Konstantinos Tsakalidis | Bloomberg | Getty Images

Bank of America's investment arm has offered some soothing words to investors fretting about an imminent meltdown in global equities and a resulting slowdown.

The investment community have been busy watching the recent trend in bond yields this year, with many commentators predicting that the current economic cycle could be reaching a peak. The "flattening of the yield curve" — where short-term interest rates get closer to the long-term rates — has sparked some fears that a recession is around the corner. In a normal functioning economy, short-term lending has fewer risks — the underlying thought is that you can more easily predict what's happening tomorrow rather next month.

Prior to previous recessions, the gap between these two rates has narrowed, thus every time the two get closer some investors prepare for the worst. But, according to Bank of America Merrill Lynch, we are not there yet.

"The yield curve may be flattening but our rates strategists do not expect it to invert in 2018," the research note Tuesday said.

An "inversion" of the yield curve takes place when lending in the short-term is perceived as more risky than lending in the long term. This means that investors believe the economy is doing much worse in the present than it will do in the future, i.e. we are in the middle of an economic slowdown.

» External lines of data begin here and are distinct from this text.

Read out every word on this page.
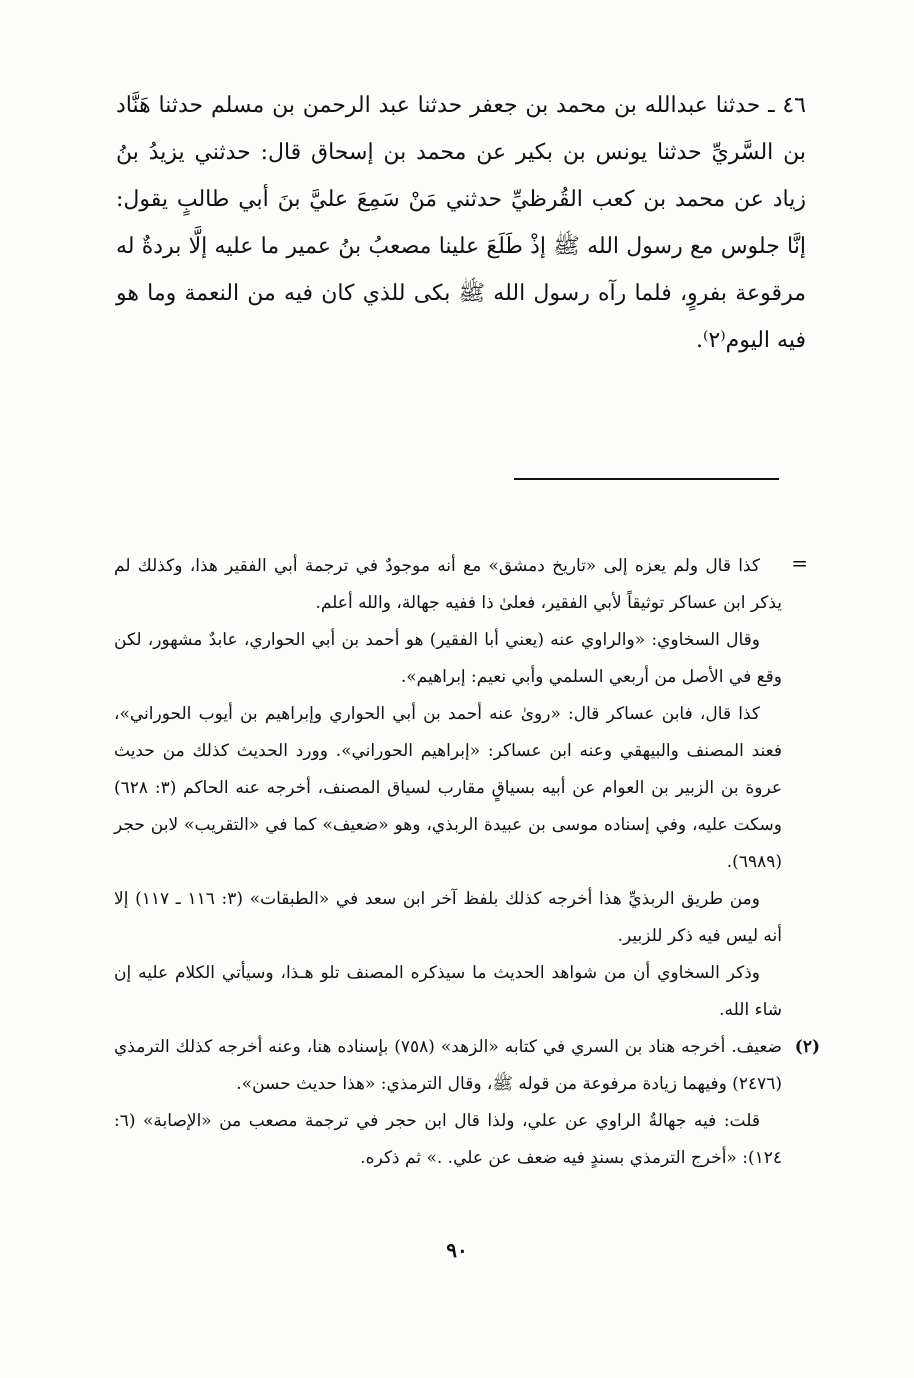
٤٦ ـ حدثنا عبدالله بن محمد بن جعفر حدثنا عبد الرحمن بن مسلم حدثنا هَنَّاد بن السَّريِّ حدثنا يونس بن بكير عن محمد بن إسحاق قال: حدثني يزيدُ بنُ زياد عن محمد بن كعب القُرظيِّ حدثني مَنْ سَمِعَ عليَّ بنَ أبي طالبٍ يقول: إنَّا جلوس مع رسول الله ﷺ إذْ طَلَعَ علينا مصعبُ بنُ عمير ما عليه إلَّا بردةٌ له مرقوعة بفروٍ، فلما رآه رسول الله ﷺ بكى للذي كان فيه من النعمة وما هو فيه اليوم⁽٢⁾.

=

كذا قال ولم يعزه إلى «تاريخ دمشق» مع أنه موجودٌ في ترجمة أبي الفقير هذا، وكذلك لم يذكر ابن عساكر توثيقاً لأبي الفقير، فعلىٰ ذا ففيه جهالة، والله أعلم.

وقال السخاوي: «والراوي عنه (يعني أبا الفقير) هو أحمد بن أبي الحواري، عابدٌ مشهور، لكن وقع في الأصل من أربعي السلمي وأبي نعيم: إبراهيم».

كذا قال، فابن عساكر قال: «روىٰ عنه أحمد بن أبي الحواري وإبراهيم بن أيوب الحوراني»، فعند المصنف والبيهقي وعنه ابن عساكر: «إبراهيم الحوراني». وورد الحديث كذلك من حديث عروة بن الزبير بن العوام عن أبيه بسياقٍ مقارب لسياق المصنف، أخرجه عنه الحاكم (٣: ٦٢٨) وسكت عليه، وفي إسناده موسى بن عبيدة الربذي، وهو «ضعيف» كما في «التقريب» لابن حجر (٦٩٨٩).

ومن طريق الربذيِّ هذا أخرجه كذلك بلفظ آخر ابن سعد في «الطبقات» (٣: ١١٦ ـ ١١٧) إلا أنه ليس فيه ذكر للزبير.

وذكر السخاوي أن من شواهد الحديث ما سيذكره المصنف تلو هـذا، وسيأتي الكلام عليه إن شاء الله.

(٢)

ضعيف. أخرجه هناد بن السري في كتابه «الزهد» (٧٥٨) بإسناده هنا، وعنه أخرجه كذلك الترمذي (٢٤٧٦) وفيهما زيادة مرفوعة من قوله ﷺ، وقال الترمذي: «هذا حديث حسن».

قلت: فيه جهالةُ الراوي عن علي، ولذا قال ابن حجر في ترجمة مصعب من «الإصابة» (٦: ١٢٤): «أخرج الترمذي بسندٍ فيه ضعف عن علي. .» ثم ذكره.

٩٠
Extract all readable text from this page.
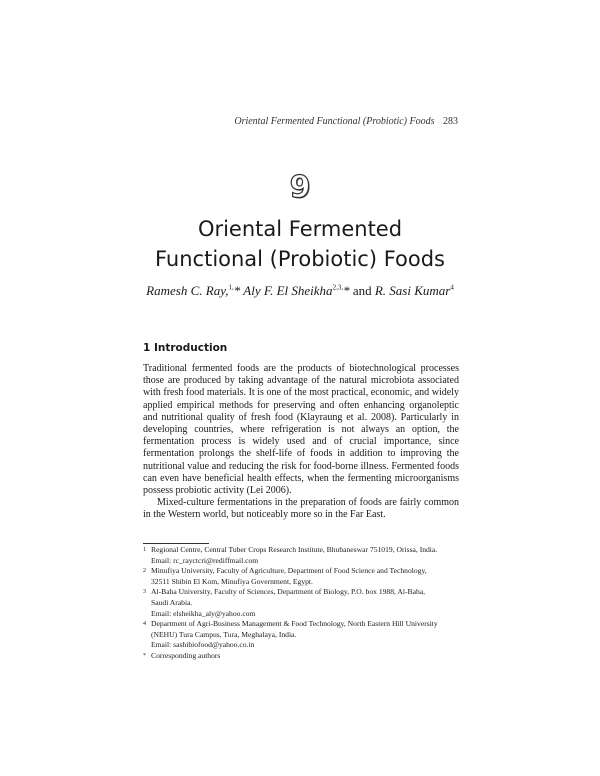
Oriental Fermented Functional (Probiotic) Foods 283
9
Oriental Fermented
Functional (Probiotic) Foods
Ramesh C. Ray,$^{1,}$* Aly F. El Sheikha$^{2,3,}$* and R. Sasi Kumar$^4$
1 Introduction

Traditional fermented foods are the products of biotechnological processes those are produced by taking advantage of the natural microbiota associated with fresh food materials. It is one of the most practical, economic, and widely applied empirical methods for preserving and often enhancing organoleptic and nutritional quality of fresh food (Klayraung et al. 2008). Particularly in developing countries, where refrigeration is not always an option, the fermentation process is widely used and of crucial importance, since fermentation prolongs the shelf-life of foods in addition to improving the nutritional value and reducing the risk for food-borne illness. Fermented foods can even have beneficial health effects, when the fermenting microorganisms possess probiotic activity (Lei 2006).

Mixed-culture fermentations in the preparation of foods are fairly common in the Western world, but noticeably more so in the Far East.

1 Regional Centre, Central Tuber Crops Research Institute, Bhubaneswar 751019, Orissa, India.
Email: rc_rayctcri@rediffmail.com
2 Minufiya University, Faculty of Agriculture, Department of Food Science and Technology,
32511 Shibin El Kom, Minufiya Government, Egypt.
3 Al-Baha University, Faculty of Sciences, Department of Biology, P.O. box 1988, Al-Baha,
Saudi Arabia.
Email: elsheikha_aly@yahoo.com
4 Department of Agri-Business Management & Food Technology, North Eastern Hill University
(NEHU) Tura Campus, Tura, Meghalaya, India.
Email: sashibiofood@yahoo.co.in
* Corresponding authors
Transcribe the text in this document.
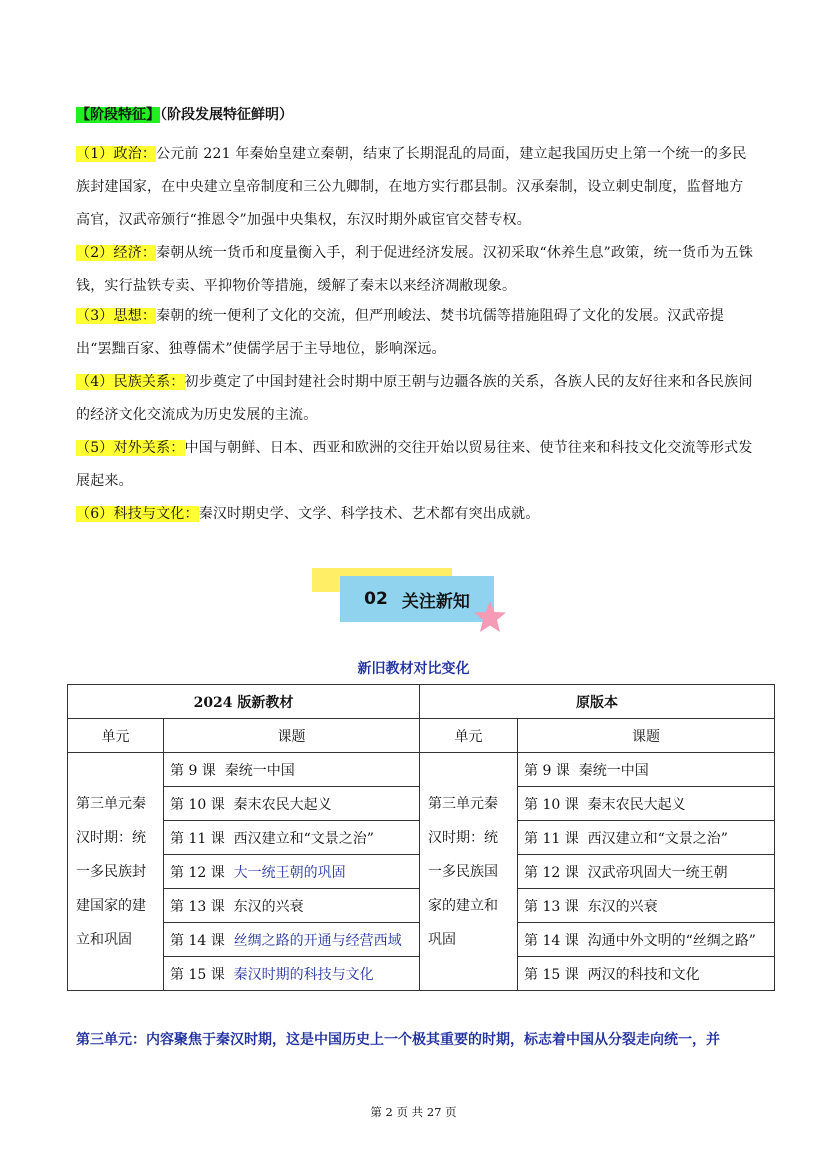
【阶段特征】（阶段发展特征鲜明）
（1）政治：公元前 221 年秦始皇建立秦朝，结束了长期混乱的局面，建立起我国历史上第一个统一的多民族封建国家，在中央建立皇帝制度和三公九卿制，在地方实行郡县制。汉承秦制，设立刺史制度，监督地方高官，汉武帝颁行“推恩令”加强中央集权，东汉时期外戚宦官交替专权。
（2）经济：秦朝从统一货币和度量衡入手，利于促进经济发展。汉初采取“休养生息”政策，统一货币为五铢钱，实行盐铁专卖、平抑物价等措施，缓解了秦末以来经济凋敝现象。
（3）思想：秦朝的统一便利了文化的交流，但严刑峻法、焚书坑儒等措施阻碍了文化的发展。汉武帝提出“罢黜百家、独尊儒术”使儒学居于主导地位，影响深远。
（4）民族关系：初步奠定了中国封建社会时期中原王朝与边疆各族的关系，各族人民的友好往来和各民族间的经济文化交流成为历史发展的主流。
（5）对外关系：中国与朝鲜、日本、西亚和欧洲的交往开始以贸易往来、使节往来和科技文化交流等形式发展起来。
（6）科技与文化：秦汉时期史学、文学、科学技术、艺术都有突出成就。
02 关注新知
新旧教材对比变化
2024 版新教材		原版本	
单元	课题	单元	课题
第三单元秦汉时期：统一多民族封建国家的建立和巩固	第 9 课 秦统一中国	第三单元秦汉时期：统一多民族国家的建立和巩固	第 9 课 秦统一中国
	第 10 课 秦末农民大起义		第 10 课 秦末农民大起义
	第 11 课 西汉建立和“文景之治”		第 11 课 西汉建立和“文景之治”
	第 12 课 大一统王朝的巩固		第 12 课 汉武帝巩固大一统王朝
	第 13 课 东汉的兴衰		第 13 课 东汉的兴衰
	第 14 课 丝绸之路的开通与经营西域		第 14 课 沟通中外文明的“丝绸之路”
	第 15 课 秦汉时期的科技与文化		第 15 课 两汉的科技和文化
第三单元：内容聚焦于秦汉时期，这是中国历史上一个极其重要的时期，标志着中国从分裂走向统一，并
第 2 页 共 27 页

"Given the average lag between inversion and recession is 27 months that would put a recession at the earliest in 2021," the strategists added, suggesting that it will take many months for sentiment to translate into the real economy.

"Of course history is only a guide and there continue to be risks care of possible trade wars and survey data," they also warned.

Bond yields have continued to creep higher this year on the back of unwinding stimulus packages from central banks and the belief that inflation is starting to pick up. Equities have also had the occasional rocky patch. The investment firm Brooks Macdonald said Tuesday it would be making changes to its equities portfolio with bond yields continue to trend higher.

Higher interest rates usually hurt the equity market because they represent higher costs for companies and thus less room for investment and dividends. Nonetheless, the investment firm is still more confident on the equity market rather than on the bond market.

"Equities should also benefit from robust earnings growth and technical support provided by share buyback activity," Brooks Macdonald said in a note.

"Overall we are marginally overweight equities as we continue to favor the asset class relative to fixed income, but we will look to shift our exposure within equity markets as higher yields have various implications for sectoral, geographic, quality and stylistic allocation decisions," Brooks Macdonald added.